Although I don’t have any scientific evidence for it, I would hazard a guess that the right-wrong trade is one of the leading causes of traders going on tilt. It’s just a thin line between following your trading plan to descent into a frenzied orgy of too much size and endless chase trades. By the time its over the account is in tatters and the trader stands dazed unsure of how it all unwound so quickly.
But of course the reason is clear. The market separated you from your money with the precision of a three-card Monty artist.
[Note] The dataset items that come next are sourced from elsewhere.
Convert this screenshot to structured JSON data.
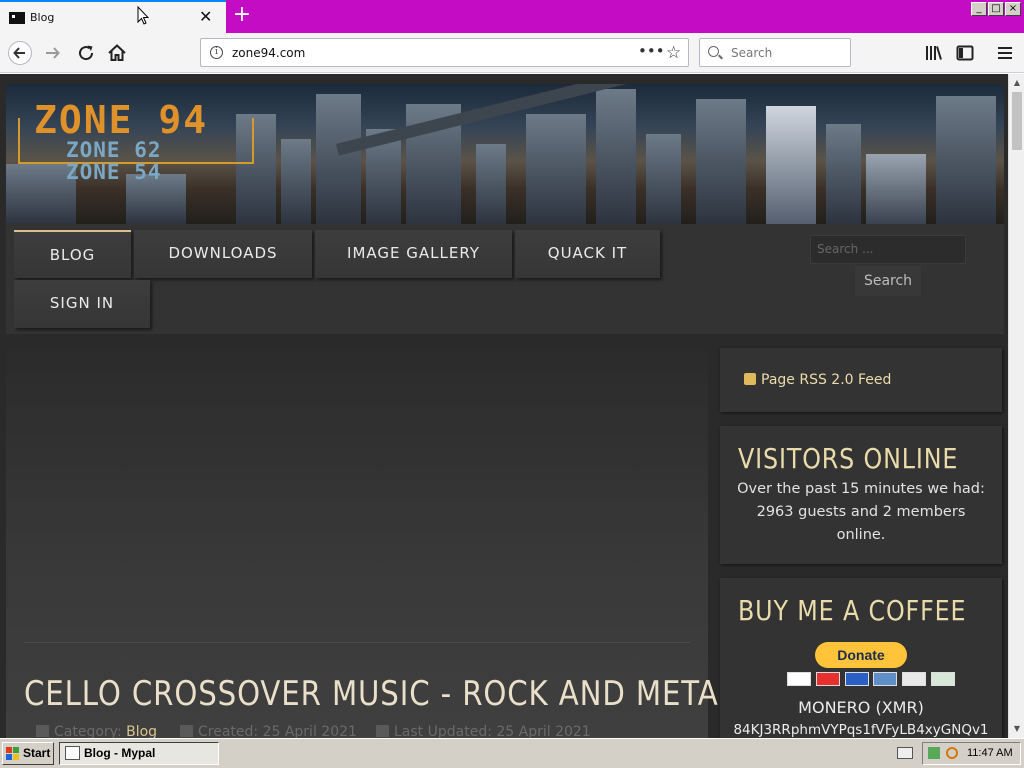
{
  "browser": {
    "tab_title": "Blog",
    "url": "zone94.com",
    "search_placeholder": "Search",
    "new_tab_symbol": "+",
    "window_controls": [
      "_",
      "□",
      "×"
    ]
  },
  "site": {
    "logo_main": "ZONE 94",
    "logo_sub": [
      "ZONE 62",
      "ZONE 54"
    ],
    "menu": [
      "BLOG",
      "DOWNLOADS",
      "IMAGE GALLERY",
      "QUACK IT",
      "SIGN IN"
    ],
    "active_menu": "BLOG",
    "search_placeholder": "Search ...",
    "search_button": "Search"
  },
  "article": {
    "title": "CELLO CROSSOVER MUSIC - ROCK AND METAL",
    "category_label": "Category:",
    "category": "Blog",
    "created": "Created: 25 April 2021",
    "updated": "Last Updated: 25 April 2021"
  },
  "sidebar": {
    "rss_label": "Page RSS 2.0 Feed",
    "visitors_title": "VISITORS ONLINE",
    "visitors_text": "Over the past 15 minutes we had: 2963 guests and 2 members online.",
    "coffee_title": "BUY ME A COFFEE",
    "donate_label": "Donate",
    "monero_label": "MONERO (XMR)",
    "monero_address": "84KJ3RRphmVYPqs1fVFyLB4xyGNQv1"
  },
  "taskbar": {
    "start_label": "Start",
    "task_label": "Blog - Mypal",
    "clock": "11:47 AM"
  },
  "colors": {
    "tabstrip": "#c40cc4",
    "accent_text": "#eadcaa",
    "logo_orange": "#e0922a",
    "donate_yellow": "#ffc439"
  }
}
How to Combat the Right-Wrong Trade
What can traders do to avoid this fate? I don’t think it’s possible to sidestep it fully. Almost every great trader blew up at least once and some multiple times because to truly learn the lessons of the right-wrong trade you need to experience it over and over and over again. Still there are some pragmatic things that traders can do to mitigate the damage.
Keep the smallest possible amount of capital in your trading account. It’s a lot less financially painful to burn through a thousand dollars than ten thousand dollar. It’s never pleasant but the small account serves as your hard stop loss and provides the necessary physical pause for you to gather your composure. This also brings up a second point that can be very helpful – walk away from the screen. This is perhaps the hardest thing to do and flies in the face of our hard wired Puritan upbringing to “power through” adversity but that in fact is the worst thing you can do. If you stay at the screen there is almost no chance that you will recoup your losses quickly and every possibility that you will descend into frenzied revenge trading.
As Marty Schwartz, one of the greatest S&P futures traders used to say, “You can’t shift into forward from reverse without going into neutral first”. So the best thing to do after a right-wrong trade is absolutely nothing.